Nessun artista più di David Bowie (1947-2016) ha saputo padroneggiare il mestiere di rockstar. Aveva enormi qualità ma ha cercato sempre di migliorarsi, non si è mai bastato.

É stato un grande cantante, un grande interprete, un catalizzatore di talenti.

La sua discografia è piena di opere che trascendono il campo musicale, il più famoso è sicuramente “Ziggy Stardust” che definire un concept è riduttivo, ruota attorno ad un personaggio di fantasia (sviluppato poi fino a diventare il marziano caduto sulla terra) racconta una storia quasi come fosse un musical.

Nel 1995 in “Outside” accompagna le canzoni “The hearts filthy lesson” con i racconti di Nathan Adler, una sorta di investigatore che sbroglia una serie di omicidi rituali, utilizzando la tecnica del cut-up frutto delle frequentazioni con William S. Burroughs.
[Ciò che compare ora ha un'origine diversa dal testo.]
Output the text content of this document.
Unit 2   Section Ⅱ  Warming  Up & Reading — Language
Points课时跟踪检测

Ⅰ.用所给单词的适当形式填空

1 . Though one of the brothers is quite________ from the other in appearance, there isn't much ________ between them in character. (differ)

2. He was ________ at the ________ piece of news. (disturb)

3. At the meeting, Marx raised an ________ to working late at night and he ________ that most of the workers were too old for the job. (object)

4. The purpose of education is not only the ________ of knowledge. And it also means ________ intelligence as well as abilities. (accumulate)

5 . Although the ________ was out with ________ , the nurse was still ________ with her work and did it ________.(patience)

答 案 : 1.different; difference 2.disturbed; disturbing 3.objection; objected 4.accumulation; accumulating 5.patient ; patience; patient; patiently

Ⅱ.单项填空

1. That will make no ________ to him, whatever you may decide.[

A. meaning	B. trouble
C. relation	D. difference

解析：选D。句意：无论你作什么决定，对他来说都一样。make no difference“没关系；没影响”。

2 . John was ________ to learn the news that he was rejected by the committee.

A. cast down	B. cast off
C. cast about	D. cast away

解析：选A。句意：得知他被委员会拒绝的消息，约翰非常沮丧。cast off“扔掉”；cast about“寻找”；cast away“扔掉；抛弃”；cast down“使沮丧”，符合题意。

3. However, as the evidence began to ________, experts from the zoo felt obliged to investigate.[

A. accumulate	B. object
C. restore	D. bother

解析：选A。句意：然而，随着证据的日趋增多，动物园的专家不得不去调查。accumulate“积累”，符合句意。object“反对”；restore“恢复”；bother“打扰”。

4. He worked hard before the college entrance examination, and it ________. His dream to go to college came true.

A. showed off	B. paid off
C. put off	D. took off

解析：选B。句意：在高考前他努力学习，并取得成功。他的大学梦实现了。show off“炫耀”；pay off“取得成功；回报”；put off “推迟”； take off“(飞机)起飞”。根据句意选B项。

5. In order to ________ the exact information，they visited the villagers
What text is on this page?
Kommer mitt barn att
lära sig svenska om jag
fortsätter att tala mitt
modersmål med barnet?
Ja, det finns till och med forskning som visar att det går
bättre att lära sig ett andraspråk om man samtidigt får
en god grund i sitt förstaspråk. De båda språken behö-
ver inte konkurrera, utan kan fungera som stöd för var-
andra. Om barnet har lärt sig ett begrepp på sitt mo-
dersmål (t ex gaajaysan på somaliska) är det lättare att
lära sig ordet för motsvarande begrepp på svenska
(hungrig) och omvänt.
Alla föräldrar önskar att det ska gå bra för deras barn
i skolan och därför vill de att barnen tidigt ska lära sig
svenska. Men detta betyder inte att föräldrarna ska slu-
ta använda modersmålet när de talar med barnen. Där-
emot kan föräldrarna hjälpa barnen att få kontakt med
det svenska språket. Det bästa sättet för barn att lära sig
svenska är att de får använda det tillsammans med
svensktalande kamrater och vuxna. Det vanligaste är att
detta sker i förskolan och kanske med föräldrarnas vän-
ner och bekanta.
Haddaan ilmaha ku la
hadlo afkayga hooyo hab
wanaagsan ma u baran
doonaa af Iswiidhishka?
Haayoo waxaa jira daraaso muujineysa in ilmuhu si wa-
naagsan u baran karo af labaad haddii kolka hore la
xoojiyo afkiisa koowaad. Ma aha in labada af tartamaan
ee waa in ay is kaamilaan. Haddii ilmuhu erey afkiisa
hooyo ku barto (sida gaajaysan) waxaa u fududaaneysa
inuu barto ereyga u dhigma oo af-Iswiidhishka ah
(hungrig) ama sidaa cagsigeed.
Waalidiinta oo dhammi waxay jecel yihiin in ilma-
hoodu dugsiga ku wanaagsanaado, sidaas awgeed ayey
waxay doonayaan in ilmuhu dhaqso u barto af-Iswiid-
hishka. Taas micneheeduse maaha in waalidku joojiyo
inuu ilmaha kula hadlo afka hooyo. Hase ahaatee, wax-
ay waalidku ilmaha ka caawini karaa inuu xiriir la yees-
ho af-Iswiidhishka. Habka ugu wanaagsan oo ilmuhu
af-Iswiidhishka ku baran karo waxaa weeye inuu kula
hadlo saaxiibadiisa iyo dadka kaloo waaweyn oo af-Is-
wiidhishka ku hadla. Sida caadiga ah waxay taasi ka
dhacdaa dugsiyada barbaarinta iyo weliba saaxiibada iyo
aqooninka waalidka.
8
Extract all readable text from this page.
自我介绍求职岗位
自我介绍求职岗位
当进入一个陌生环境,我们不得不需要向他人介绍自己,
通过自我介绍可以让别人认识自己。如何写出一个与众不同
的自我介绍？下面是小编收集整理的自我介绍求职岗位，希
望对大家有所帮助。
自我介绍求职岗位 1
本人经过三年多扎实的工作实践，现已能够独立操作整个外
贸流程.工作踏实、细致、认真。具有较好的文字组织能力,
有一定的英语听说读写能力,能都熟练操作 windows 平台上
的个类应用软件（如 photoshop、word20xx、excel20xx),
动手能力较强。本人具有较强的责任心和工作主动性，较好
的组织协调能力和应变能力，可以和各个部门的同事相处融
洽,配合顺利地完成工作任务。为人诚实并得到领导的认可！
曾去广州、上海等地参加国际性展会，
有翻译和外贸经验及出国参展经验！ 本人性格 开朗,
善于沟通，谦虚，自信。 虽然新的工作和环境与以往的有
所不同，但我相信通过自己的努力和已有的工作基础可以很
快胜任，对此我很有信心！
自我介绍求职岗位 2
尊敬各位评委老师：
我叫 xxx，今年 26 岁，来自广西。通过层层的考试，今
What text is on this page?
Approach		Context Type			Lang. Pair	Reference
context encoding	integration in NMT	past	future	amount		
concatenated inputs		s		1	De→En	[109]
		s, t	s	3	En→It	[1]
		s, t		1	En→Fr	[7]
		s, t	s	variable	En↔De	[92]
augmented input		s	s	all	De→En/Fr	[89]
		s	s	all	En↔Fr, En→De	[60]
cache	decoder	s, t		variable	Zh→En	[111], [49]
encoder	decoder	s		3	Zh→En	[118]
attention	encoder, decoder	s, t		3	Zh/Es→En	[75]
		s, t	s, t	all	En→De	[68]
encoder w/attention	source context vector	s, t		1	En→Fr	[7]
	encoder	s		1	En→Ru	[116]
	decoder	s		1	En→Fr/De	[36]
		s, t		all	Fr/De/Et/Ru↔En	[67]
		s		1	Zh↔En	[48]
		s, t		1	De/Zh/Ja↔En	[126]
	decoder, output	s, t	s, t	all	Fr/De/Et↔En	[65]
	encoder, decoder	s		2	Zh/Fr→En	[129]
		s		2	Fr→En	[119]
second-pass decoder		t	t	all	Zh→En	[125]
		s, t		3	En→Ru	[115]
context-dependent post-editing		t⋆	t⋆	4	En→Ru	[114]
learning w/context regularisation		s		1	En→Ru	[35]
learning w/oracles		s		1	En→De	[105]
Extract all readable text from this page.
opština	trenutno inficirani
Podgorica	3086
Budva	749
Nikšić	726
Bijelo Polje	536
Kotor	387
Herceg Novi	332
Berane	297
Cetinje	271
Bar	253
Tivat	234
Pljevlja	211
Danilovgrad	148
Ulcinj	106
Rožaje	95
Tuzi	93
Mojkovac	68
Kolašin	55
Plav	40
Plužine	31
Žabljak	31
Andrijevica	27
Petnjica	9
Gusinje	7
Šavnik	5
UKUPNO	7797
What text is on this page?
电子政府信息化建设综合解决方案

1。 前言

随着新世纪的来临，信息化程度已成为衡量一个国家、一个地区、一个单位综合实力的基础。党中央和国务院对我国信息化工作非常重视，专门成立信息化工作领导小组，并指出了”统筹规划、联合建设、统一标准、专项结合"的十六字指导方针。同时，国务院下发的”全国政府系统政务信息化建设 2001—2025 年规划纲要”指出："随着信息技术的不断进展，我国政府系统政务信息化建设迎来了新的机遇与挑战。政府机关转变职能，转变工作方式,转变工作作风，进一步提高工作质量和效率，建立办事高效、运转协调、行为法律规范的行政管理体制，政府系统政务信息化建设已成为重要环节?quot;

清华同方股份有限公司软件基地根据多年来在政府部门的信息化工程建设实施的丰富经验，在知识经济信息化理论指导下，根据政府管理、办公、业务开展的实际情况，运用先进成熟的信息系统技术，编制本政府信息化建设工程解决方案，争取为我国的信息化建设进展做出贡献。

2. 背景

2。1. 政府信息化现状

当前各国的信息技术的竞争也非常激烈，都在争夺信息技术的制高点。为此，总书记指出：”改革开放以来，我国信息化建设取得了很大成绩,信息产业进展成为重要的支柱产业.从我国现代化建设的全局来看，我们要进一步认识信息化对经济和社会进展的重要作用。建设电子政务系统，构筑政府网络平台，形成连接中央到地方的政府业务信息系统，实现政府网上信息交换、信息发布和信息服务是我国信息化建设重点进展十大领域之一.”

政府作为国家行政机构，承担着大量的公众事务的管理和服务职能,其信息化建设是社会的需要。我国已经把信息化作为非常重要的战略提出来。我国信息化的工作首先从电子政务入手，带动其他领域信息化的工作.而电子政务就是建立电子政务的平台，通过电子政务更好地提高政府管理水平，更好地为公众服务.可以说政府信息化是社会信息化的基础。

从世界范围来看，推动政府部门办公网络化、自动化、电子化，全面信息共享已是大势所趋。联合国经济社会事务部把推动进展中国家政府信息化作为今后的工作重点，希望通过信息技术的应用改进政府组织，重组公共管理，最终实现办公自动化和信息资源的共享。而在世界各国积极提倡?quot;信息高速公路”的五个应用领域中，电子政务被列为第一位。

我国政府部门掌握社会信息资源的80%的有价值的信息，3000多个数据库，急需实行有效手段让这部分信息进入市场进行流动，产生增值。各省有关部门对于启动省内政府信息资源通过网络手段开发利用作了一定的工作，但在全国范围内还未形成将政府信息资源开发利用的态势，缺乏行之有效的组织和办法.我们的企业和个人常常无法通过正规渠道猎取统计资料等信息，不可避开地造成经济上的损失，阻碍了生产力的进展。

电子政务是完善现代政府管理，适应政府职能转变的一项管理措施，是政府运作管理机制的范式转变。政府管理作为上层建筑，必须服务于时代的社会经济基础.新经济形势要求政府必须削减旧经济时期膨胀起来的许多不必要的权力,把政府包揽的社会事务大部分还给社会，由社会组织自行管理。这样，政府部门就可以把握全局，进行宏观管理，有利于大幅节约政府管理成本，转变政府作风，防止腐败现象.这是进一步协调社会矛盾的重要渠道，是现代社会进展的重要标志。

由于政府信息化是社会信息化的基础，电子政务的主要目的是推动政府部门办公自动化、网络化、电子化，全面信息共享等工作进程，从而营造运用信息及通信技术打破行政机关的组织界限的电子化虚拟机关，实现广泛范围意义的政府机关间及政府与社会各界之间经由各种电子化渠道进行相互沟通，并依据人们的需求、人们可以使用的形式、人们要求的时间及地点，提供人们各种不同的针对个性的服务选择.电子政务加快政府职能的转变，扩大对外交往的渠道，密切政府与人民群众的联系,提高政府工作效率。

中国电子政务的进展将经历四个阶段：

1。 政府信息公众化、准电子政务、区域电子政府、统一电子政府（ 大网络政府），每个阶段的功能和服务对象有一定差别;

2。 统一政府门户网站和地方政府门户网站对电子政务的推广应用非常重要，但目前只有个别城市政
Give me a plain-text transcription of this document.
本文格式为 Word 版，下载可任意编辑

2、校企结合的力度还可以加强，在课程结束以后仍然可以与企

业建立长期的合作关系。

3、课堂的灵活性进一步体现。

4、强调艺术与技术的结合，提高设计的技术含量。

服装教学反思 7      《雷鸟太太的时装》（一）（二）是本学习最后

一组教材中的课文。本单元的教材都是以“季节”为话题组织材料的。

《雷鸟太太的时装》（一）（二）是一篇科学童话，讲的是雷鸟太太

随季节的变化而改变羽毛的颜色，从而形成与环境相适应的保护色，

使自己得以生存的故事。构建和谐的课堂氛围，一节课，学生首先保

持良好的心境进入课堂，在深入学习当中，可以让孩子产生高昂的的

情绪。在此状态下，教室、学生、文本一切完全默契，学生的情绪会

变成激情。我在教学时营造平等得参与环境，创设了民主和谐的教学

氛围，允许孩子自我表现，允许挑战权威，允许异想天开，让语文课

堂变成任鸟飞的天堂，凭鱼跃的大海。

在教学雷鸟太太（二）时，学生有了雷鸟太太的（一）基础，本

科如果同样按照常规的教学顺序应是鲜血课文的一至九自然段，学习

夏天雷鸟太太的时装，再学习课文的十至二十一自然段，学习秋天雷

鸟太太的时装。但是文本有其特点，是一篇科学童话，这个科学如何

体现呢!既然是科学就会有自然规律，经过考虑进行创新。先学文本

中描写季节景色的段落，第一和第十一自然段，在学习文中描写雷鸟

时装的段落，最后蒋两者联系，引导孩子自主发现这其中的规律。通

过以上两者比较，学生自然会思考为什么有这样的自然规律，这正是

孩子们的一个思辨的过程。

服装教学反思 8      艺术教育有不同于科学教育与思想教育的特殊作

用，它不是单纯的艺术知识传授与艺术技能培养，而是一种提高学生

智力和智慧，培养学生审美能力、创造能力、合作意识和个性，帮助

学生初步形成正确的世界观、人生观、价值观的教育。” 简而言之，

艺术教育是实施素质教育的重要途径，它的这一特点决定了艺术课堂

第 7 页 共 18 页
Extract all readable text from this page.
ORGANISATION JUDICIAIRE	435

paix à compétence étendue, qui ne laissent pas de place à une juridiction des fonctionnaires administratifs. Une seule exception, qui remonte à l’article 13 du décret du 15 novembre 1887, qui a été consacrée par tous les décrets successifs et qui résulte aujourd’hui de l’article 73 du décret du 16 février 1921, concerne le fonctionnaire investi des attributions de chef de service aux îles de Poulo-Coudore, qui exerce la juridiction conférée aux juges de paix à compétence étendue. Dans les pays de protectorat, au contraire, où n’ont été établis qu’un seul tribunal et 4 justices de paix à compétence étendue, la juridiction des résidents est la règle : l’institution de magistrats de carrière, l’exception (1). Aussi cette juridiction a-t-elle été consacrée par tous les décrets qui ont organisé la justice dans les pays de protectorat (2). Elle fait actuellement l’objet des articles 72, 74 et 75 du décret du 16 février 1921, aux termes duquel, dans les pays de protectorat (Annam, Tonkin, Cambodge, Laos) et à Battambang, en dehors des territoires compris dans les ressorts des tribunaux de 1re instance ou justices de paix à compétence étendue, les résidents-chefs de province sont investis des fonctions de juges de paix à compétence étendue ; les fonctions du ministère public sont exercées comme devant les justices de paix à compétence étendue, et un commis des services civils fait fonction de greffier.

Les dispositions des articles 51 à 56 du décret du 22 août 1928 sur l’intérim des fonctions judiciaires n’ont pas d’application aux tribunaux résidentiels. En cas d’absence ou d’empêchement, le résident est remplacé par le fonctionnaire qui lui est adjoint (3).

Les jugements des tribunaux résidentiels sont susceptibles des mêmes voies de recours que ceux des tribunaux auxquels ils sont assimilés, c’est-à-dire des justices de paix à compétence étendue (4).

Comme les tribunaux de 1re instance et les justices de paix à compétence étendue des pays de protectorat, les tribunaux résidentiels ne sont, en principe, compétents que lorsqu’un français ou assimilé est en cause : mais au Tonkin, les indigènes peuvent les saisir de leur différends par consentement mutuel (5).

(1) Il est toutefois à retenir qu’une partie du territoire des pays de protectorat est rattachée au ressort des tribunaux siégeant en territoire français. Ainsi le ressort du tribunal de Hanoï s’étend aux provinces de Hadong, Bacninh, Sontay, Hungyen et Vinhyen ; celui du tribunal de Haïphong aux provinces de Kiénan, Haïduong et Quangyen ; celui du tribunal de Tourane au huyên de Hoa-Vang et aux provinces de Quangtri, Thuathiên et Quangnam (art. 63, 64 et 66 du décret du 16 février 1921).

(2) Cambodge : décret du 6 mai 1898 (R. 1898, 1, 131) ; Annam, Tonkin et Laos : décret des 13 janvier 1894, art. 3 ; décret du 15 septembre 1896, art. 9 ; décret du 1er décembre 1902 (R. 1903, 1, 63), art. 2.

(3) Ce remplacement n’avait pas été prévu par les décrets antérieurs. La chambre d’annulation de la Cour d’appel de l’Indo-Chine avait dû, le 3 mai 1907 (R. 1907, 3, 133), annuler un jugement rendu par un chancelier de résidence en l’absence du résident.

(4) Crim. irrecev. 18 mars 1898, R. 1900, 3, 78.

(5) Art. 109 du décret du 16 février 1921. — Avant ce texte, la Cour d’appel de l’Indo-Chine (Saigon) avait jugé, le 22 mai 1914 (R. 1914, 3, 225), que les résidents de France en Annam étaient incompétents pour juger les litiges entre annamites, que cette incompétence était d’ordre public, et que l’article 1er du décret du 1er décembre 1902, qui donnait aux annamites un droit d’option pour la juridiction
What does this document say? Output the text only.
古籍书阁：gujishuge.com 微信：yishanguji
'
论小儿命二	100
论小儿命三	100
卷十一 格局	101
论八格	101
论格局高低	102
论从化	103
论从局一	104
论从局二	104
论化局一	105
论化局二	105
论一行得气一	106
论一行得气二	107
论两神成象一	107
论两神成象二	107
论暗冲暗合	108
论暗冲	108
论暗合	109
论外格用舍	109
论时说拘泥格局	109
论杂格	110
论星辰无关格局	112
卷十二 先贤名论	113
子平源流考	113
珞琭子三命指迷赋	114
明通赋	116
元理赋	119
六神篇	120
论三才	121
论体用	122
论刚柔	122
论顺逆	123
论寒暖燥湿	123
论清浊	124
Le sue canzoni avrebbero sicuramente avuto successo anche senza i vestiti che abilmente gli sono stati cuciti addosso.

La parte teatrale delle sue movenze che vengono da Lindsay Kemp e, tramite lui, dal teatro “Kabuki”, certo lo hanno reso uno delle rockstar più riconoscibili del pianeta.

Come poteva uno come lui lasciare questo mondo se non trasformando anche il Bowie morente in un’opera d’arte?

Il suo ultimo disco “Blackstar” esce pochi giorni dopo la morte, anche questo è un disco che ha un tema centrale, la sua Morte.

David Bowie affida a Johan Renck (che ha nel suo curriculum anche la serie “Chernobyl”) la regia di due video: quello che trovate al link sotto e Blackstar.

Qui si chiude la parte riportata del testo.